I usually write about the great places that Helga and I visit in Europe. However, in November I had the chance to see Martha’s Vineyard in Massachusetts while visiting the American side of my family. These are my reflections.
On May 21, 1602, Bartholomew Gosnold, founder of the Virginia Company of London and leader of the first recorded European expedition to what we now call New England, and his crew of 32, arrived on the shores of an island off the coast of Cape Cod. He observed many vines covering the island and dubbed the place Martha’s Vineyard after his daughter. However, it turned out that the vines were not grape-bearing – so, no vineyards on Martha’s Vineyard.
There were lots of Indians though (these days they are called “Native Americans”). The Wampanoag, which means “people of the first light”, were the resident tribe and, although the early settlers brushed them aside, there are still about 100 Wampanoag living in Aquinnah, in the southwest corner of the island.
The island was settled by the white man in 1642, but it wasn’t until the 19th century that whaling brought great wealth. Although remnants of that industry remain, especially around the small fishing village of Menemsha, whaling was effectively killed off by the discovery of petroleum in Pennsylvania in 1859, which provided much cheaper lamp oil. By 1870, whaling in the Vineyard was finished.
The island was ready for its next act: as a secluded picturesque hideaway for A-List people to crash for their summer break.
Today, Martha’s Vineyard, which is only about 4% the size of the Algarve, has a permanent population of about 17,500. This balloons to over 200,000 in July and August. The island is very beautiful, in a rural New England sort of way (as the photos accompanying this article, taken in November, show). It is accessible by car ferry from Woods Hole, three miles away on Cape Cod, and, in season, by plane.
In 1976, the 200th anniversary year of America’s secession from Britain, Martha’s Vineyard (together with a few nearby like-minded islands) seriously tried to secede from Massachusetts, to become either a separate state or a new country.
Beverly Sills, the opera singer who was a summer resident, was quoted as hoping for full and total independence: “If we do secede, I’m putting in my bid for Minister of Culture.” Art Buchwald hoped for foreign aid as an independent nation: “We’ll split it up, of course, and deposit it in numbered Swiss bank accounts.” Several states, including (believe it or not) Kansas, invited the insurrectionists to join them. Unsurprisingly, the secession effort collapsed in ridicule.
Politicians and their families, in particular, flock to the Vineyard in the summer for its relaxed seclusion and privacy, not to mention the long stretches of beautiful sand beaches.

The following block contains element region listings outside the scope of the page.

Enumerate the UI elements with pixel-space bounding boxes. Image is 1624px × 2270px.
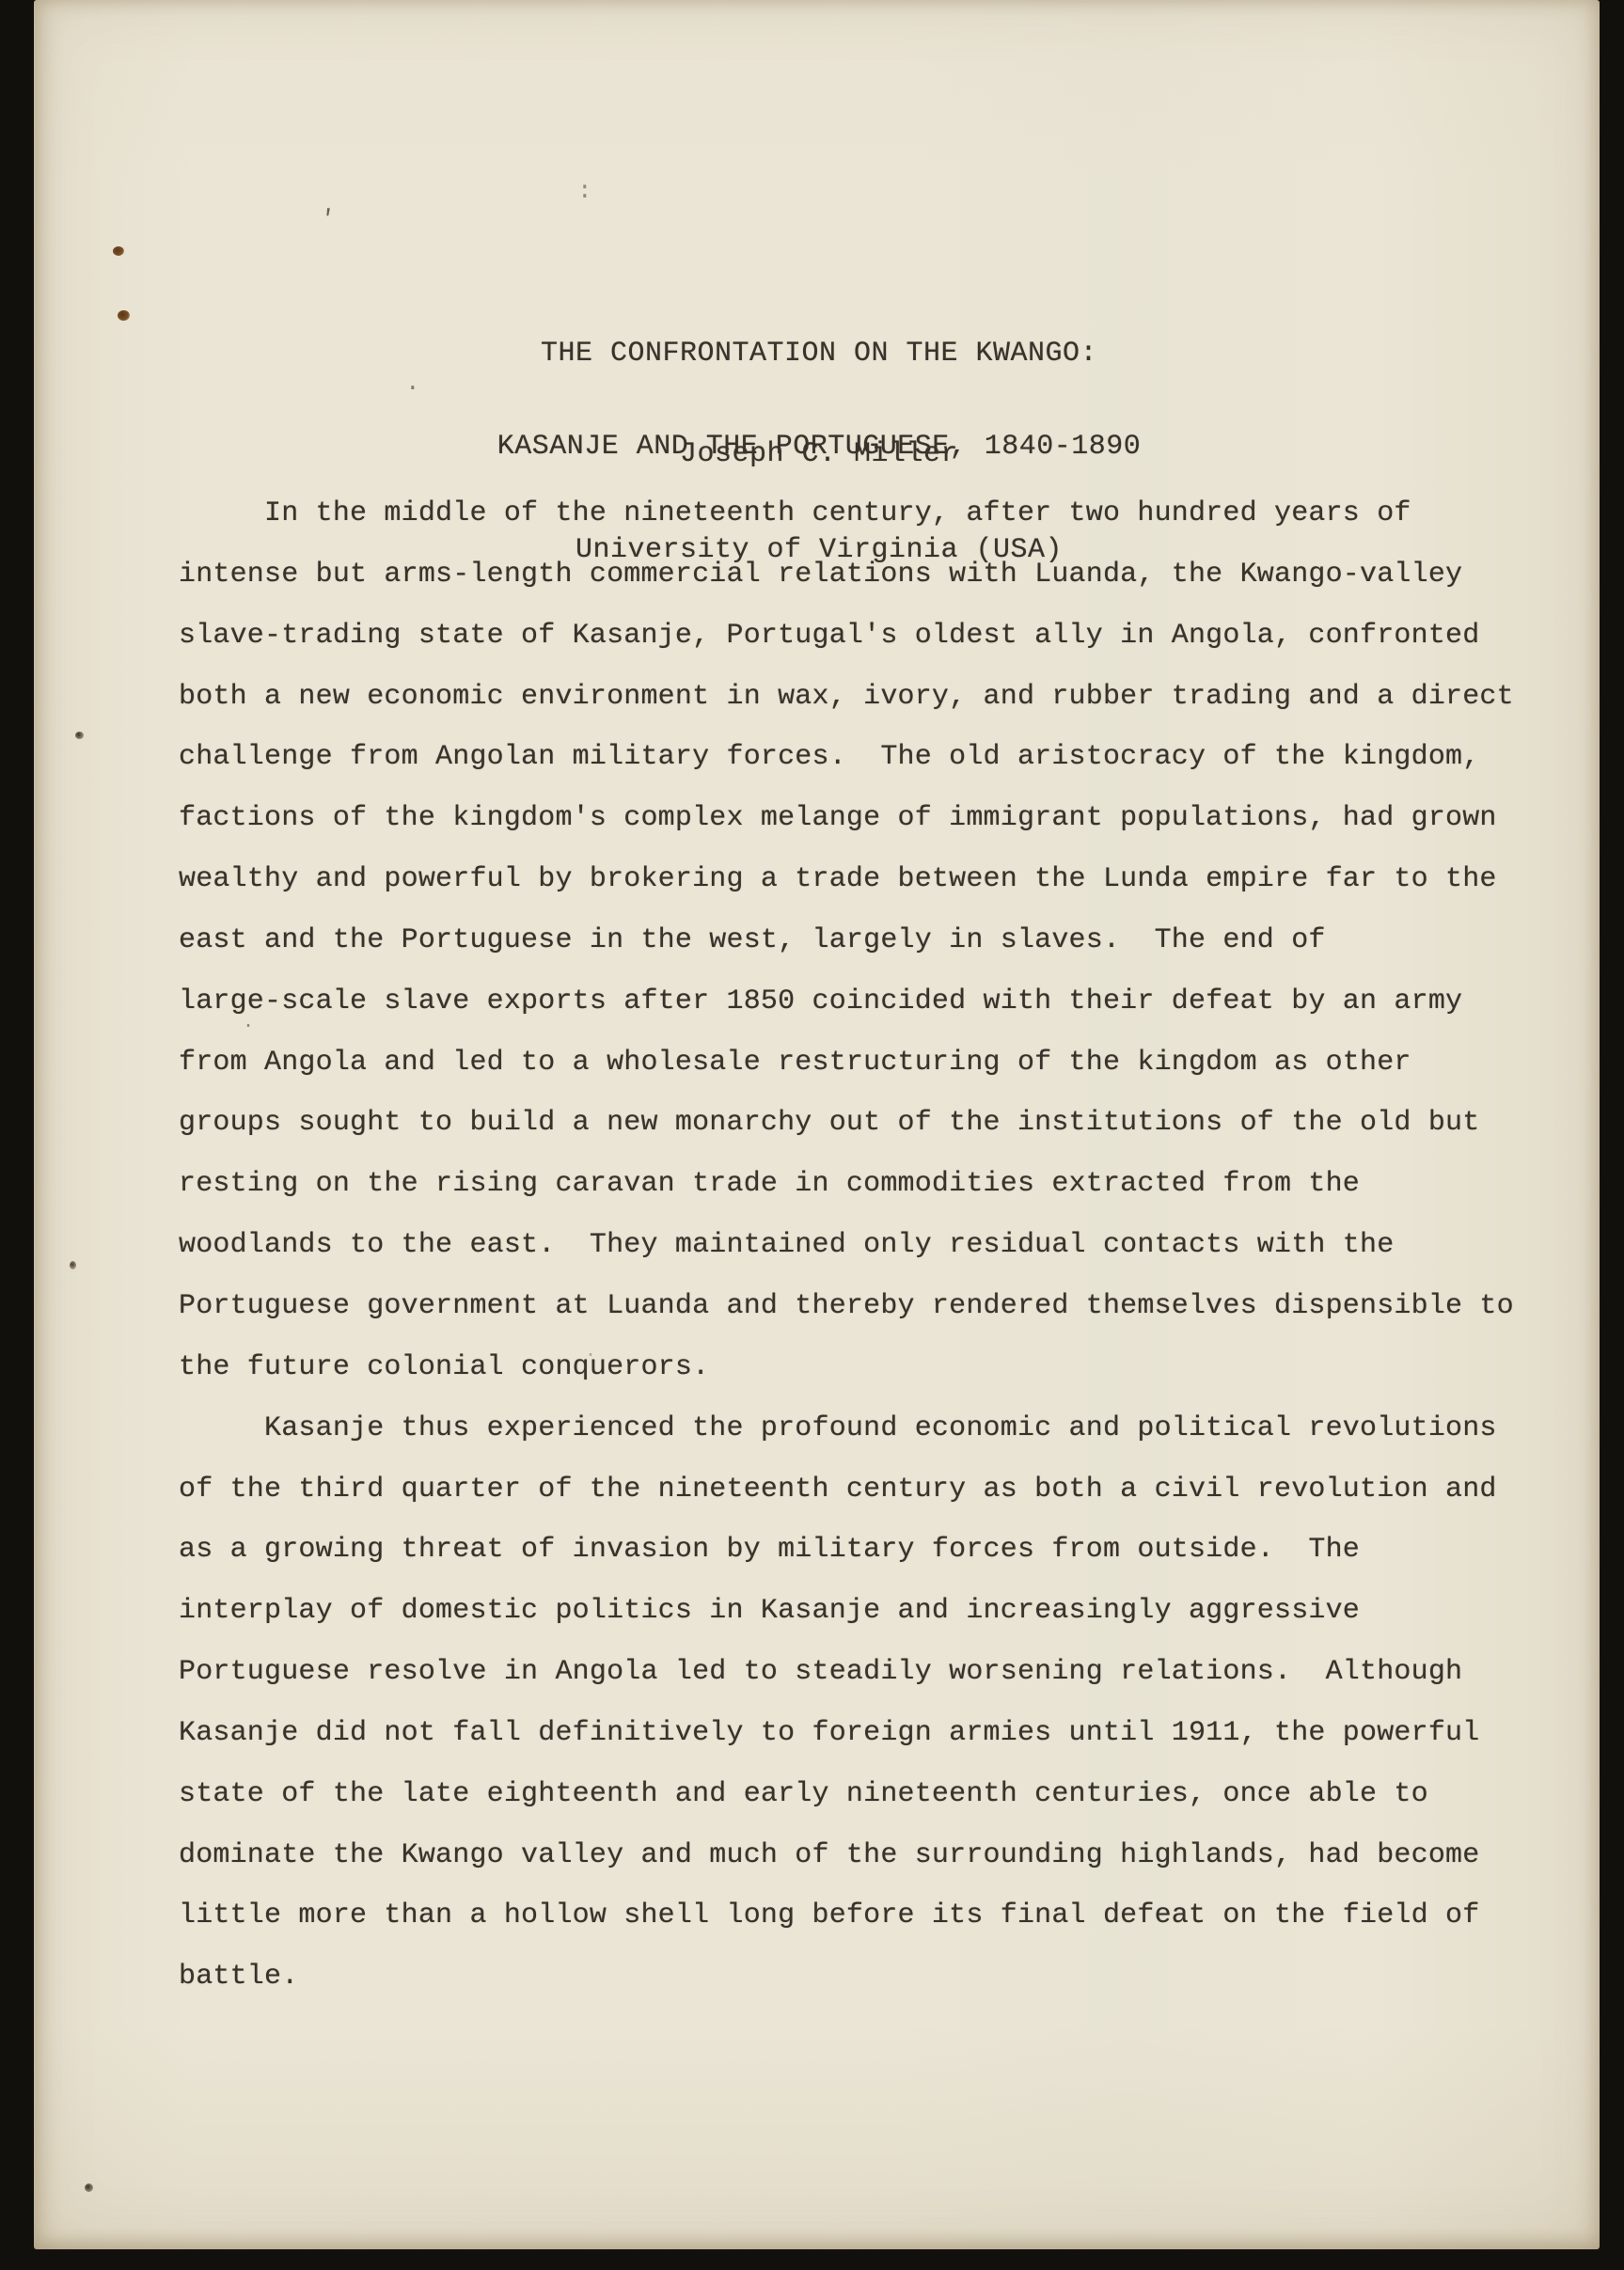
scanned-page: ' : . . . THE CONFRONTATION ON THE KWANG… [0,0,1624,2270]
body-line: both a new economic environment in wax, … [179,667,1525,728]
body-line: large-scale slave exports after 1850 coi… [179,971,1525,1033]
typescript-content: THE CONFRONTATION ON THE KWANGO: KASANJE… [179,0,1525,2249]
body-line: challenge from Angolan military forces. … [179,727,1525,788]
body-line: as a growing threat of invasion by milit… [179,1520,1525,1581]
body-line: slave-trading state of Kasanje, Portugal… [179,606,1525,667]
body-line: groups sought to build a new monarchy ou… [179,1093,1525,1154]
paper-stain [113,246,124,256]
body-line: resting on the rising caravan trade in c… [179,1154,1525,1215]
body-line: east and the Portuguese in the west, lar… [179,910,1525,971]
paper-stain [75,732,84,739]
body-line: little more than a hollow shell long bef… [179,1885,1525,1947]
author-name: Joseph C. Miller [146,438,1492,470]
body-line: factions of the kingdom's complex melang… [179,788,1525,849]
body-line: the future colonial conquerors. [179,1337,1525,1398]
body-line: interplay of domestic politics in Kasanj… [179,1581,1525,1642]
body-line: state of the late eighteenth and early n… [179,1764,1525,1825]
body-line: battle. [179,1947,1525,2008]
body-line: Kasanje thus experienced the profound ec… [179,1398,1525,1459]
body-line: woodlands to the east. They maintained o… [179,1215,1525,1276]
paper-stain [85,2183,93,2192]
body-line: intense but arms-length commercial relat… [179,544,1525,606]
body-line: wealthy and powerful by brokering a trad… [179,849,1525,910]
title-line-1: THE CONFRONTATION ON THE KWANGO: [146,339,1492,370]
body-line: of the third quarter of the nineteenth c… [179,1459,1525,1521]
body-line: Kasanje did not fall definitively to for… [179,1703,1525,1764]
body-text: In the middle of the nineteenth century,… [179,483,1525,2008]
paper-sheet: ' : . . . THE CONFRONTATION ON THE KWANG… [34,0,1600,2249]
body-line: dominate the Kwango valley and much of t… [179,1825,1525,1886]
body-line: from Angola and led to a wholesale restr… [179,1033,1525,1094]
body-line: Portuguese government at Luanda and ther… [179,1276,1525,1337]
paper-stain [118,310,130,321]
paper-stain [70,1261,76,1269]
body-line: In the middle of the nineteenth century,… [179,483,1525,544]
body-line: Portuguese resolve in Angola led to stea… [179,1642,1525,1703]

Although their main “compound” is in Hyannis Port on Cape Cod, the Kennedy family has had a long (albeit checkered) association with Martha’s Vineyard. Ted Kennedy, then a 37-year-old Senator, achieved notoriety on July 18, 1969, when he drove off Dike Bridge on Chappaquiddick (the eastern end of the Vineyard), killing his passenger, Mary Jo Kopechne. Almost 30 years to the day later, John Kennedy Jr. crashed his plane just off Martha’s Vineyard on July 16, 1999, killing himself, his wife and her sister.
On a happier note, Jackie Kennedy Onassis bought the 136-hectare Red Gate Farm, in Aquinnah, in 1979 and, although she died in 1994, the family only sold the property in 2020.

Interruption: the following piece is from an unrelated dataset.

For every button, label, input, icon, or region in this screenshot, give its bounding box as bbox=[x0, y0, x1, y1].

More recently, Bill and Hilary Clinton vacationed on Martha’s Vineyard for five years during Bill’s Presidency. Barack Obama and his family also used the island as their “Summer White House” for several years, staying with friends.
In 2021, Obama bought a 12-hectare waterfront property (for almost $12 million) near the Edgartown Great Pond.
Martha’s Vineyard was in the news recently for a very unusual reason. Ron De Santis, Governor of Florida, shipped two planeloads of Venezuelan immigrants to the island on September 14 unannounced, as a publicity stunt. The strange bit is that the refugees were rounded up in San Antonio, Texas, and flown to Florida in transit to the Vineyard. Of course, local officials took care of the Venezuelans (fortunately the incident was out of season).
A number of movies have been made in Martha’s Vineyard. The most famous of which, “Jaws”, was filmed almost entirely on the island in 1974. Locations included Sylvia Beach and its adjoining bridge (now called “Jaws Bridge”) connecting Oak Bluffs and Edgartown, Edgartown Main St and Menemsha. “Jaws” was the highest grossing film of all time, until “Star Wars” came along, and it kick-started the fantastic directorial career of Steven Spielberg.
If you plan to visit New England, intending to connect with a piece of American history, you should consider spending a few days in Martha’s Vineyard – just not in the summer!